How is the data structured?
What are you looking to do with it?
Plus what tool like Amplitude can you use to gather data on your behalf.
My approach has been to do it all in a separate admin dashboard SPA, and start mining the data there. If you data is well normalised you can write efficient queries to get the information you need. Alternatively I’ve been using database triggers to denormalise data to new tables which are easier to work with.
Many of the challenge arise through not being able to link tables in a way you might with SQL. So taking it outside can make a lot of sense. It just really depends what your aims and objectives are, as well as the answers to the rhetorical questions above.
sometimes I just use the editor database…i’ve been doing this for some clients to save on dev costs, so an email is sent out with direct link to the correct data type and unique ID pre-populated in the search when they need to see a specific piece of data. Can do the same thing for more than one specific entry if needed.
Other times, I just build out an Admin dashboard with all the bells and whistles and let client know the more they look at it, the more it costs, so as to advise them to only look when needed (like monthly)
I’ll try to be more specific - Im trying to understand if doing an analysis such as Cohorot Analysis would make since when my db is 10X or 100X times bigger than now (because calculation is aleady a bit slow)
Further details:
I have 2 data tables: Users (couple of thousands) & Session (tens of thousands)

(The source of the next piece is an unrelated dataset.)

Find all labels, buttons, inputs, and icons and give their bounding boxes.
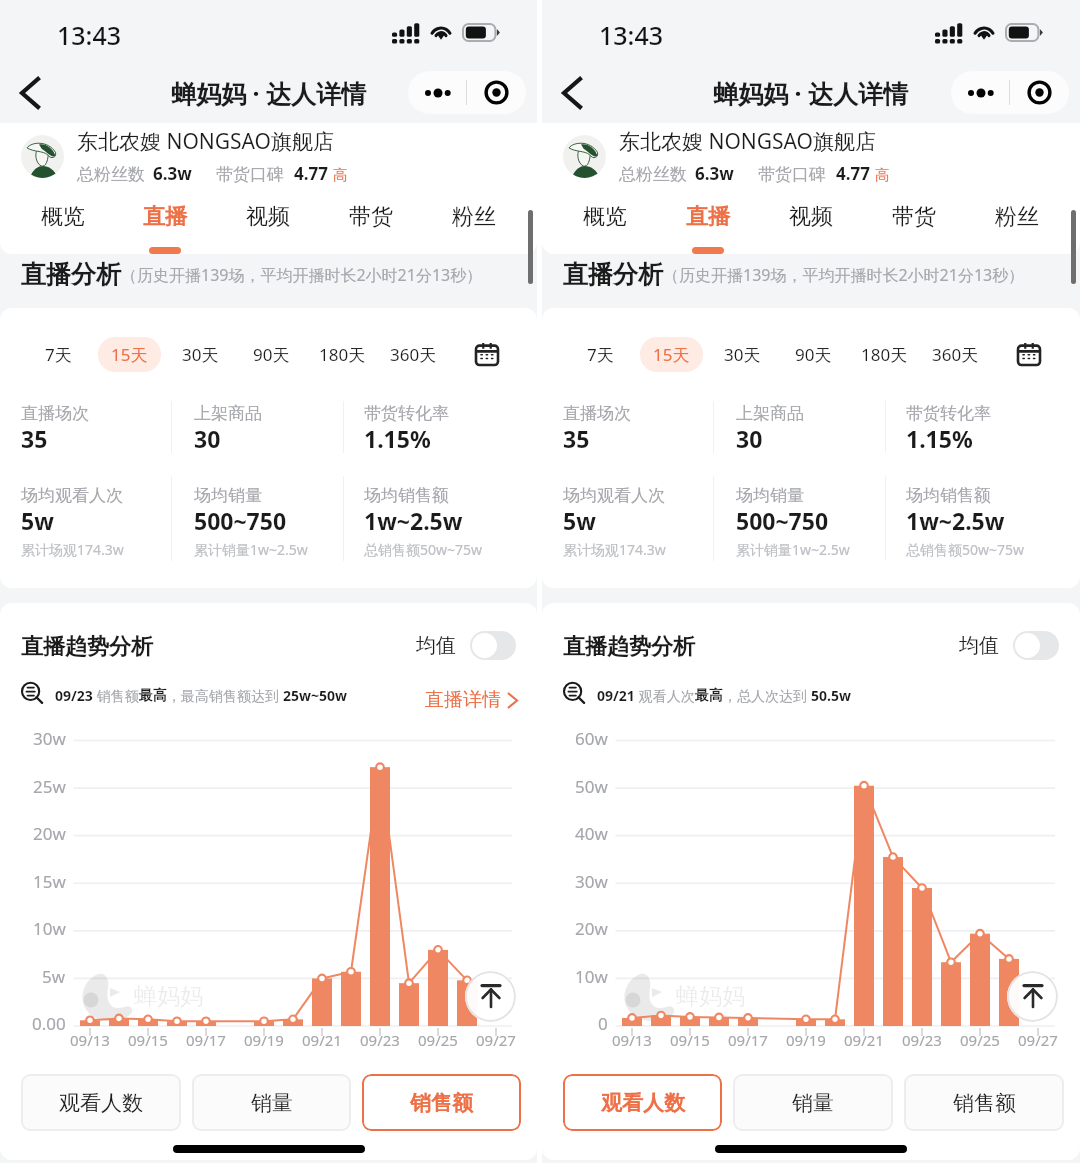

The data is structured: Each session is assigned to a specific user and has a date
I want to create a Cohorot Analysis where all users are grouped by their week of creation and than to see the following weeks after their creation with % of how many people of that same cohort were active during this week
To do this analysis Im searching for each user to see if they had a session during a specific week. If they had at least one session during that week I consider them as active for that week
At the moment id does work for me but its a bit slow and costly. This is how I build it:
Main RG (Rows) for weeks since 01/01/23 - each row holds the entire list of users that were created during this week
Inner RG (horizontal) for weeks that comes after the first week in the main RG
Inside each and every week cell (as seen in the image) i calculate how many users from this row’s cohort were active and divide it by the entire cohort user count
It does work but cost a lot of WU and is rather slow as well
I have an idea to better solve it but it raises a question:
I think about just downloading ALL users and ALL sessions to begin with upon page load and than just filtering it on the front end using Advnaced filters - But would this option be feasable when I have 10X or 100X bigger database?
Here’s how I would do this. Have a last logged in field for User.

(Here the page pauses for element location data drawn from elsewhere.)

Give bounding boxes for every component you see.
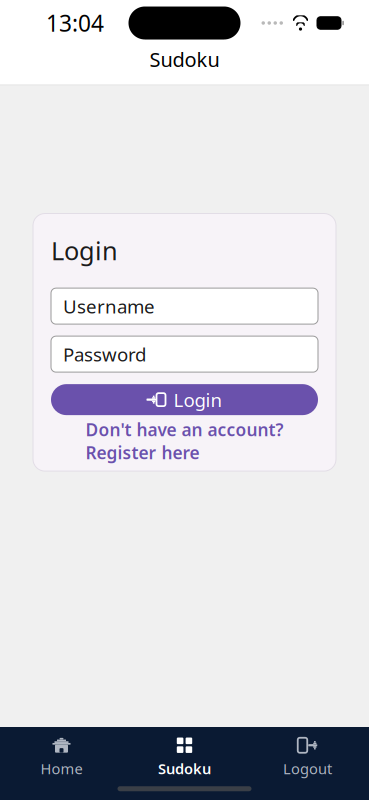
button[interactable]: Don't have an account? Register here — [51, 431, 318, 451]
button[interactable]: Logout — [246, 727, 369, 786]
staticText: Password — [63, 342, 146, 366]
staticText: Login — [174, 387, 222, 412]
staticText: 13:04 — [46, 8, 104, 38]
button[interactable]: Login — [51, 384, 318, 415]
staticText: Username — [63, 294, 155, 318]
button[interactable]: Home — [0, 727, 123, 786]
staticText: Sudoku — [158, 759, 211, 778]
staticText: Login — [51, 234, 118, 267]
staticText: Sudoku — [150, 46, 220, 73]
button[interactable]: Sudoku — [123, 727, 246, 786]
staticText: Don't have an account? Register here — [86, 418, 284, 464]
staticText: Logout — [283, 759, 332, 778]
staticText: Home — [40, 759, 82, 778]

When building your report just load those values either using a Data API call or have the last log in as a different datatype.
To save on WU when updating the last login, since you are only tracking the week they logged in, your front end WF can be something like:
When user is logged in and last login value is less than current date:rounded down to week > update value.
Another alternative is to create a weekly report datatype. Add a user to a list field of the report if they logged in during a week. Be wary if you know each list can get large in datasize. Break down the weekly reports into parts to manage sizes.
I always have a log data type which has content, the person who did it, when, the type of log (option set).
That makes it dead easy to view a bar graph of logs for a certain action vs date or for a certain user.
Product analytics are best kept outside of Bubble 1. because tracking is cheaper and 2. they are purpose designed tools for it.
That said, I think that all Bubble apps that are products MUST have an admin dashboard with KPIs. The client needs to define these KPIs so they can measure their project success, and see that in real-time in their app.
Would you create a log data type for a b2c app as well?
I hope to have 10x or 100x more users in my app and im afreaid of the WU price of creating such log
Try using mixpanel to gather analytics. It’s easy to implement and you can get a lot done on the free version initially.
Ideally i would recommend having some sort of a log in bubble as well. But complete analytics should be handled by Google analytics and mixpanel/amplitude.
My recommendation is admin dashboards should only have dashboards related to database and userbase.